Franks File Speaks Frankly of Dimwits and Nonsense
John Bowie
There is, somewhere in Wellington, a Law Society Standards Committee whose members presumably rise each morning, gaze into the bathroom mirror, and think: yes — today I shall save the Nation from the menace of correspondence.
It is the only plausible explanation for what was just visited on Stephen Franks, the battle-hardened Wellington solicitor of fifty years’ standing whose firm, Franks Ogilvie, committed the unforgivable sin of – brace yourselves – writing a letter for a client.
The client, Inflection Point New Zealand, had concerns about prescribing puberty blockers to gender-dysphoric adolescents. Whether you find that compelling or contemptible is neither here nor there. The client did what clients have done since the invention of the quill, namely telling its lawyer to put the concerns, on letterhead, to about twenty medical practitioners.
This, in the New Zealand of 2026, and for its law profession, was apparently a hanging offence.
Six complaints duly fluttered into the Law Society. None from the doctors on the receiving end. Two from other pearl-clutching lawyers, poor dears, which tells you what you need to know about the chamber-of-piety the modern profession has become.
By a rare majority, the legal equivalent of being booed off the church bake-sale, the Committee, wo descending like Victorian maiden aunts, landing on the killer charge that Franks had failed to use legal processes for a “proper purpose”. His sin? Using firm letterhead to lend weight to his client’s position.
To which one is moved to reply: exactly, you dolts. That is rather the point. The words land harder on serifed stationery than scrawled in biro on the back of a Pak’nSave receipt.
Not all of the Committee, mind – he generously noted the lack of unanimity proved “they were not all idiots.”

If lending weight to a client’s concerns is now misconduct, every commercial solicitor in the country should hand back the practising certificate by Friday and take up beekeeping.
Mercifully, the Legal Complaints Review Officer, Fraser Goldsmith, possessed both a pulse and a working dictionary, as well as a decent dash of ex Anderson Lloyd, Mainland common sense, where the air is clearer. He quashed the censure with the weary clarity one reserves for explaining to a toddler why one cannot eat the cat. “This cannot conceivably be improper in principle,” he observed, though I suspect he wanted to add you absolute dimwits, appellate dignity forbidding.
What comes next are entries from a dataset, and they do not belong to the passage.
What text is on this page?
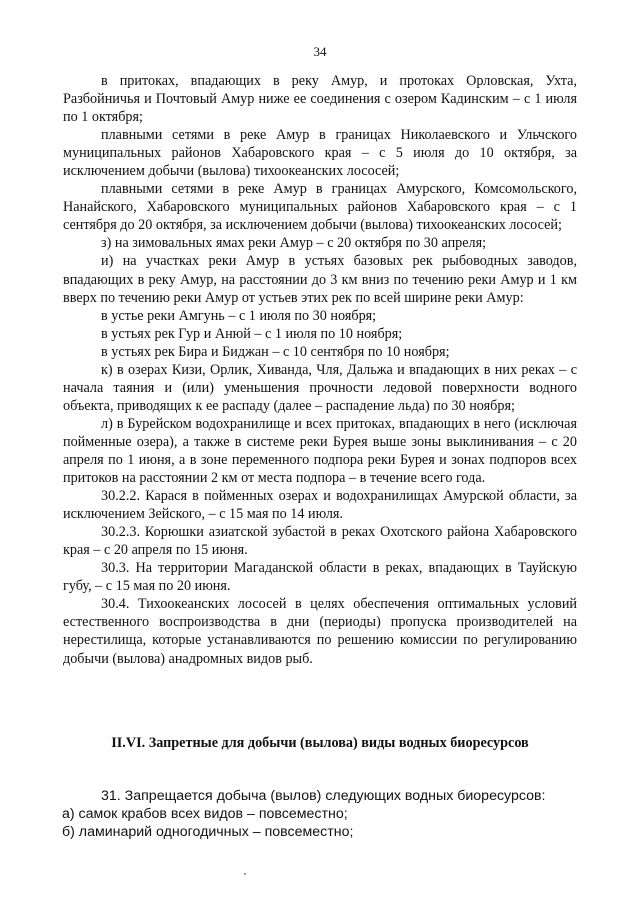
34

в притоках, впадающих в реку Амур, и протоках Орловская, Ухта, Разбойничья и Почтовый Амур ниже ее соединения с озером Кадинским – с 1 июля по 1 октября;

плавными сетями в реке Амур в границах Николаевского и Ульчского муниципальных районов Хабаровского края – с 5 июля до 10 октября, за исключением добычи (вылова) тихоокеанских лососей;

плавными сетями в реке Амур в границах Амурского, Комсомольского, Нанайского, Хабаровского муниципальных районов Хабаровского края – с 1 сентября до 20 октября, за исключением добычи (вылова) тихоокеанских лососей;

з) на зимовальных ямах реки Амур – с 20 октября по 30 апреля;

и) на участках реки Амур в устьях базовых рек рыбоводных заводов, впадающих в реку Амур, на расстоянии до 3 км вниз по течению реки Амур и 1 км вверх по течению реки Амур от устьев этих рек по всей ширине реки Амур:

в устье реки Амгунь – с 1 июля по 30 ноября;

в устьях рек Гур и Анюй – с 1 июля по 10 ноября;

в устьях рек Бира и Биджан – с 10 сентября по 10 ноября;

к) в озерах Кизи, Орлик, Хиванда, Чля, Дальжа и впадающих в них реках – с начала таяния и (или) уменьшения прочности ледовой поверхности водного объекта, приводящих к ее распаду (далее – распадение льда) по 30 ноября;

л) в Бурейском водохранилище и всех притоках, впадающих в него (исключая пойменные озера), а также в системе реки Бурея выше зоны выклинивания – с 20 апреля по 1 июня, а в зоне переменного подпора реки Бурея и зонах подпоров всех притоков на расстоянии 2 км от места подпора – в течение всего года.

30.2.2. Карася в пойменных озерах и водохранилищах Амурской области, за исключением Зейского, – с 15 мая по 14 июля.

30.2.3. Корюшки азиатской зубастой в реках Охотского района Хабаровского края – с 20 апреля по 15 июня.

30.3. На территории Магаданской области в реках, впадающих в Тауйскую губу, – с 15 мая по 20 июня.

30.4. Тихоокеанских лососей в целях обеспечения оптимальных условий естественного воспроизводства в дни (периоды) пропуска производителей на нерестилища, которые устанавливаются по решению комиссии по регулированию добычи (вылова) анадромных видов рыб.

II.VI. Запретные для добычи (вылова) виды водных биоресурсов

31. Запрещается добыча (вылов) следующих водных биоресурсов:

а) самок крабов всех видов – повсеместно;

б) ламинарий одногодичных – повсеместно;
Franks, having no such dignity to preserve, supplied the word himself. He called the committee dimwits. I guess that will be now known as the “D” word, adding to the lexicon of words we should not use. This was, after all, a masterclass in institutional dimwitery.
He called the ruling stupid. He pronounced himself relieved the decision was a majority one, since this at least proved his colleagues were not all idiots — a qualified compliment any regulator should frame above the photocopier. The regulatory apparatus of several professions, he added, has been captured by the spiritual descendants of those who, in a less squeamish century, would have been stacking firewood around the village witch.
He is not entirely wrong. The result is a legal culture resembling a nervous staffroom at a third-tier polytechnic, where the worst sin is to make somebody uncomfortable — and the second worst is to do so in writing.
Goldsmith also raised a sceptical eyebrow at the fact that two complainants were practising lawyers themselves, and wondered how warmly they might have embraced robust advocacy had the boot been on the other foot. One suspects they would have rediscovered free expression at the speed of a man finding his wallet in a burning house.
As for the Law Society: it has responded with the bureaucratic equivalent of staring at its shoes. Franks, who has donated thousands of unpaid hours to the institution, notes that nobody has called to apologise. They wouldn’t. Apology requires noticing one has done something silly — the one finding the Committee will never reach.
Welcome then to a profession that has begun to flinch at its own shadow. The good news is that the grown-ups still exist, somewhere on review. The bad news is that they shouldn’t have had to.